The course was brilliant. In a nutshell it looked at different ways of interacting with digital audiences.  We covered everything from HTML, CSS, Photoshop, Flash, got to make 3D computer games built in Cinema 4D and programmed using Adobe Director.  What I liked was that the theory was always mixed in with a practical purpose.  We were given specific briefs to build ‘real life’ websites for local companies, made Flash or 3D games – either working on our own or in groups.  We orchestrated our own photoshoots, wrote our own copy … did everything for real.

How did you start your career?

I knew I enjoyed front-end coding and illustration best and had my own deviant art page, to show and share the illustrative work I did in my spare time.  It was through that, that someone saw my work and on the back of that, offered me my first job. 

Oval Cube was a small start-up company based in Croydon.  I worked there for 3 ½ years and got to do a lot of design work.  As there were only three people in the company though, I had to do everything from pitching for work, meeting clients, managing budgets and building wire frames.  I learnt a huge amount in a really short space of time.

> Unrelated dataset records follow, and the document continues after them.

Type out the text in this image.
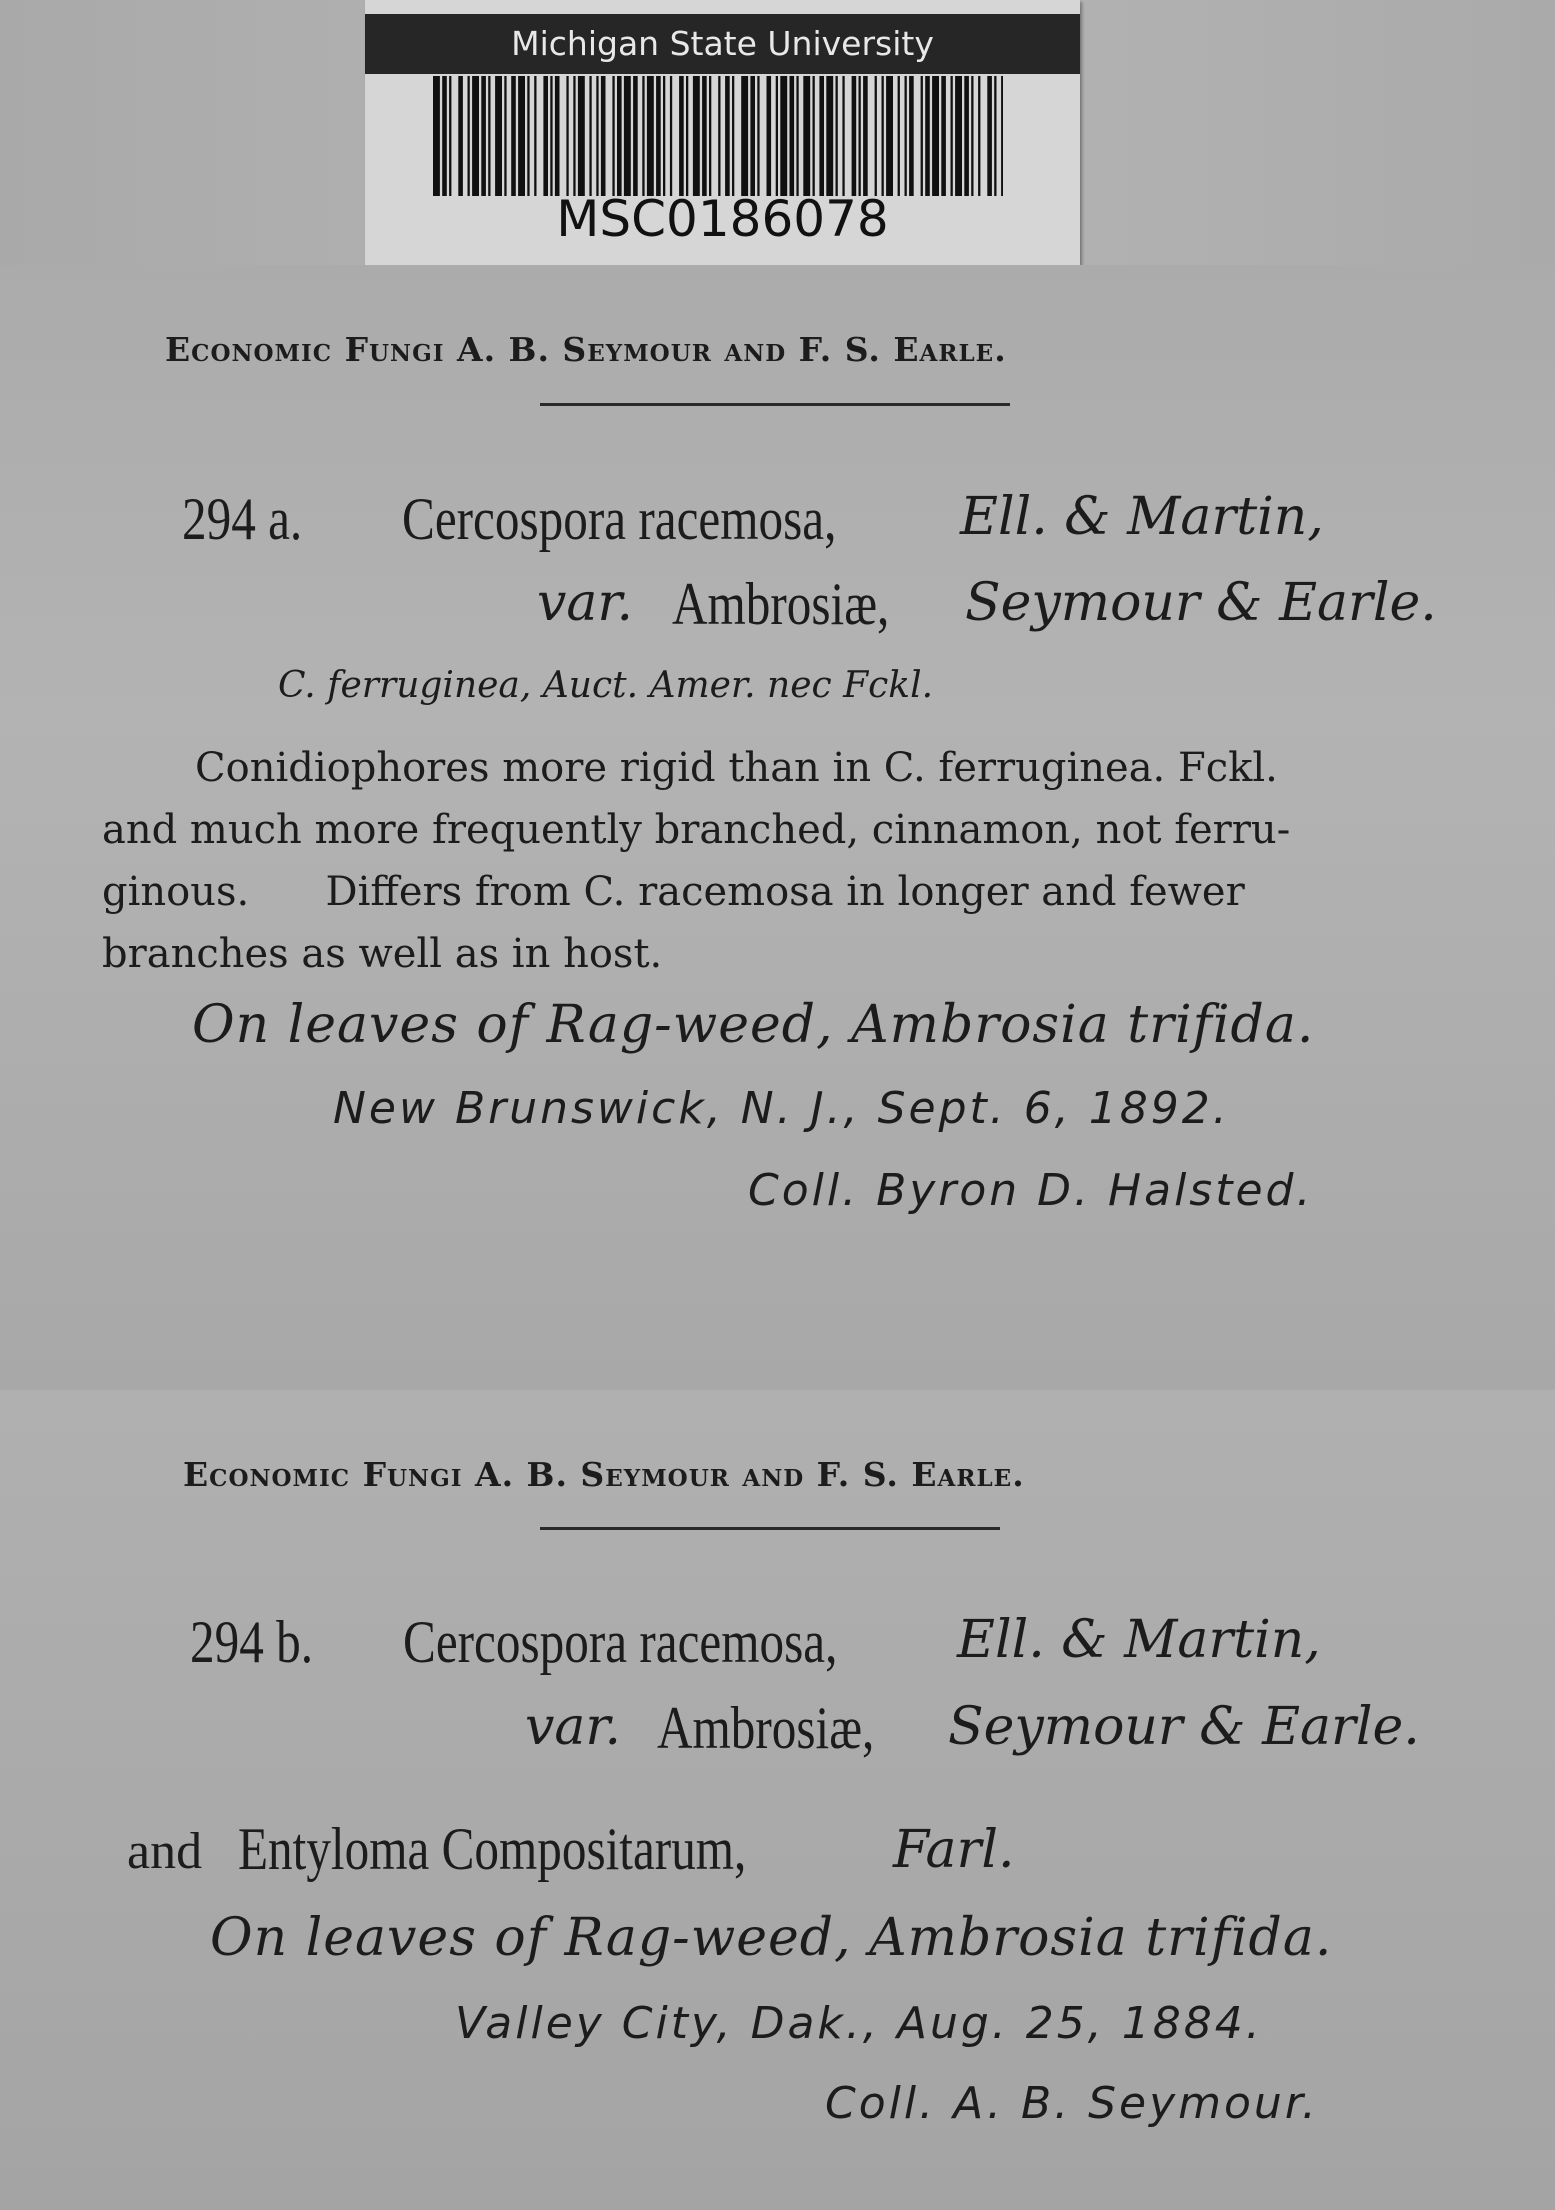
Michigan State University
MSC0186078
Economic Fungi A. B. Seymour and F. S. Earle.
294 a. Cercospora racemosa, Ell. & Martin,
var. Ambrosiæ, Seymour & Earle.
C. ferruginea, Auct. Amer. nec Fckl.
Conidiophores more rigid than in C. ferruginea. Fckl.
and much more frequently branched, cinnamon, not ferru-
ginous.      Differs from C. racemosa in longer and fewer
branches as well as in host.
On leaves of Rag-weed, Ambrosia trifida.
New Brunswick, N. J., Sept. 6, 1892.
Coll. Byron D. Halsted.
Economic Fungi A. B. Seymour and F. S. Earle.
294 b. Cercospora racemosa, Ell. & Martin,
var. Ambrosiæ, Seymour & Earle.
and Entyloma Compositarum,	Farl.
On leaves of Rag-weed, Ambrosia trifida.
Valley City, Dak., Aug. 25, 1884.
Coll. A. B. Seymour.
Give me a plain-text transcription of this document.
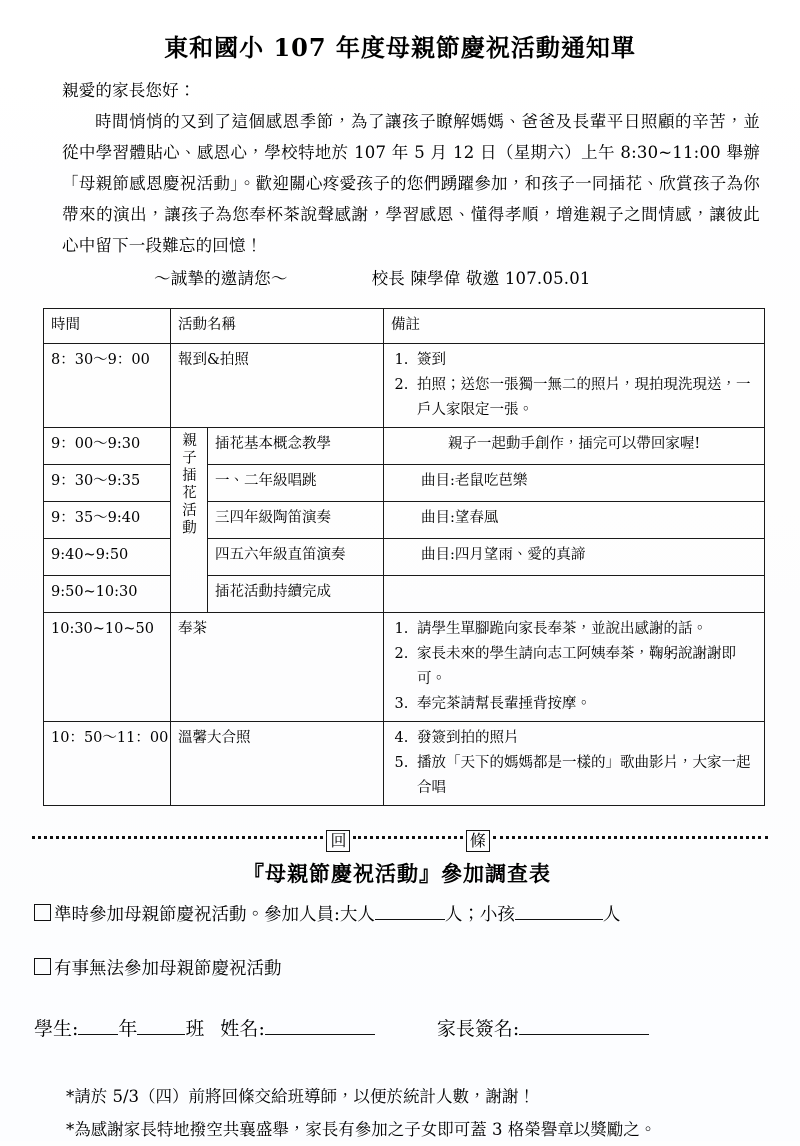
東和國小 107 年度母親節慶祝活動通知單

親愛的家長您好：

時間悄悄的又到了這個感恩季節，為了讓孩子瞭解媽媽、爸爸及長輩平日照顧的辛苦，並從中學習體貼心、感恩心，學校特地於 107 年 5 月 12 日（星期六）上午 8:30~11:00 舉辦「母親節感恩慶祝活動」。歡迎關心疼愛孩子的您們踴躍參加，和孩子一同插花、欣賞孩子為你帶來的演出，讓孩子為您奉杯茶說聲感謝，學習感恩、懂得孝順，增進親子之間情感，讓彼此心中留下一段難忘的回憶！

～誠摯的邀請您～	校長 陳學偉 敬邀 107.05.01
時間	活動名稱		備註
8：30～9：00	報到&拍照	
1.簽到
2. 拍照；送您一張獨一無二的照片，現拍現洗現送，一戶人家限定一張。

9：00～9:30	親子插花活動	插花基本概念教學	親子一起動手創作，插完可以帶回家喔!

9：30～9:35		一、二年級唱跳	曲目:老鼠吃芭樂

9：35～9:40		三四年級陶笛演奏	曲目:望春風

9:40~9:50		四五六年級直笛演奏	曲目:四月望雨、愛的真諦

9:50~10:30		插花活動持續完成	
10:30~10~50	奉茶	
1.請學生單腳跪向家長奉茶，並說出感謝的話。
2. 家長未來的學生請向志工阿姨奉茶，鞠躬說謝謝即可。
3. 奉完茶請幫長輩捶背按摩。

10：50～11：00	溫馨大合照	
4.發簽到拍的照片
5. 播放「天下的媽媽都是一樣的」歌曲影片，大家一起合唱
回	條
『母親節慶祝活動』參加調查表
準時參加母親節慶祝活動。參加人員:大人	人；小孩	人
有事無法參加母親節慶祝活動
學生: 年	班 姓名:	家長簽名:

*請於 5/3（四）前將回條交給班導師，以便於統計人數，謝謝！

*為感謝家長特地撥空共襄盛舉，家長有參加之子女即可蓋 3 格榮譽章以獎勵之。
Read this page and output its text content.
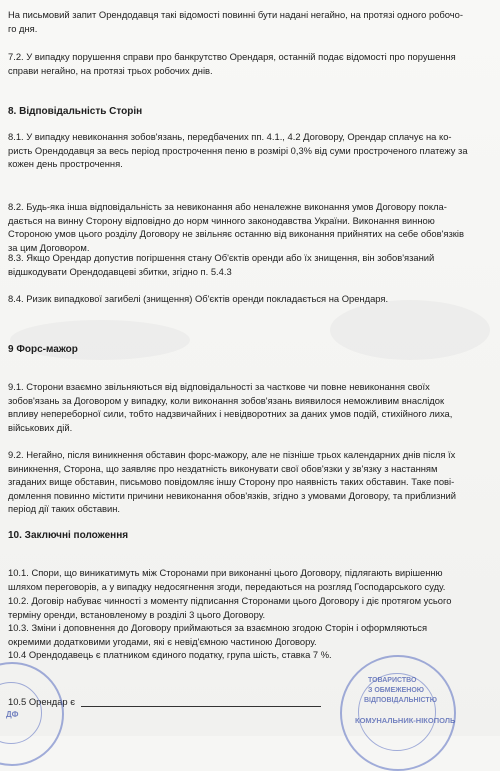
На письмовий запит Орендодавця такі відомості повинні бути надані негайно, на протязі одного робочо-
го дня.
7.2. У випадку порушення справи про банкрутство Орендаря, останній подає відомості про порушення
справи негайно, на протязі трьох робочих днів.
8. Відповідальність Сторін
8.1. У випадку невиконання зобов'язань, передбачених пп. 4.1., 4.2 Договору, Орендар сплачує на ко-
ристь Орендодавця за весь період прострочення пеню в розмірі 0,3% від суми простроченого платежу за
кожен день прострочення.
8.2. Будь-яка інша відповідальність за невиконання або неналежне виконання умов Договору покла-
дається на винну Сторону відповідно до норм чинного законодавства України. Виконання винною
Стороною умов цього розділу Договору не звільняє останню від виконання прийнятих на себе обов'язків
за цим Договором.
8.3. Якщо Орендар допустив погіршення стану Об'єктів оренди або їх знищення, він зобов'язаний
відшкодувати Орендодавцеві збитки, згідно п. 5.4.3
8.4. Ризик випадкової загибелі (знищення) Об'єктів оренди покладається на Орендаря.
9 Форс-мажор
9.1. Сторони взаємно звільняються від відповідальності за часткове чи повне невиконання своїх
зобов'язань за Договором у випадку, коли виконання зобов'язань виявилося неможливим внаслідок
впливу непереборної сили, тобто надзвичайних і невідворотних за даних умов подій, стихійного лиха,
військових дій.
9.2. Негайно, після виникнення обставин форс-мажору, але не пізніше трьох календарних днів після їх
виникнення, Сторона, що заявляє про нездатність виконувати свої обов'язки у зв'язку з настанням
згаданих вище обставин, письмово повідомляє іншу Сторону про наявність таких обставин. Таке пові-
домлення повинно містити причини невиконання обов'язків, згідно з умовами Договору, та приблизний
період дії таких обставин.
10. Заключні положення
10.1. Спори, що виникатимуть між Сторонами при виконанні цього Договору, підлягають вирішенню
шляхом переговорів, а у випадку недосягнення згоди, передаються на розгляд Господарського суду.
10.2. Договір набуває чинності з моменту підписання Сторонами цього Договору і діє протягом усього
терміну оренди, встановленому в розділі 3 цього Договору.
10.3. Зміни і доповнення до Договору приймаються за взаємною згодою Сторін і оформляються
окремими додатковими угодами, які є невід'ємною частиною Договору.
10.4 Орендодавець є платником єдиного податку, група шість, ставка 7 %.
10.5 Орендар є
ДФ
ТОВАРИСТВО
З ОБМЕЖЕНОЮ
ВІДПОВІДАЛЬНІСТЮ
КОМУНАЛЬНИК-НІКОПОЛЬ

After Oval Cube, I went to work for the agency Thin Martian based in Old Street. It was a much bigger outfit with around 25 people working there, with lots of prestigious clients like Microsoft, Puma and Dead Mau5.  I was there for two years and then decided to get a visa to work as a snowboard instructor in Whistler in Canada for six months.  I had a great time and travelled around afterwards visiting places like Vancouver.

When I got back to the UK I started my own limited company and have been working as a freelancer ever since.  I worked for agencies for over five years and you can get stale if you stay doing the same thing for too long.  Being a freelancer means getting to meet a lot more new people who bring new challenges and I think that’s how you learn fastest.  

What are your plans for the future?

My dream is to start my own company and I’m on track for doing that.  I’ll probably work as a freelancer for another year or so and see what happens. There’s so much work out there. The digital industry is absolutely booming. Around Old Street and Shoreditch there are lots of start-ups. The Silicon Roundabout is a real word creative playground attracting companies such as Apple and Google to the area looking for fresh new talent!

I’ve been offered several Creative Director roles, but for me, having a full-time position means getting too bogged down.  As a freelancer I have enough time to learn new stuff in my own time.  If you’re not on the ball in my line of work you get left behind. Design is my hobby and for me it’s important to be always learning something new. 

The future is definitely bright.  Mobile devices are already taking over from desktop computers as the main way of connecting to the Internet. Mobile and nailing the true value of apps and social media is where it’s all at.  I feel part of a digital revolution and these are exciting times.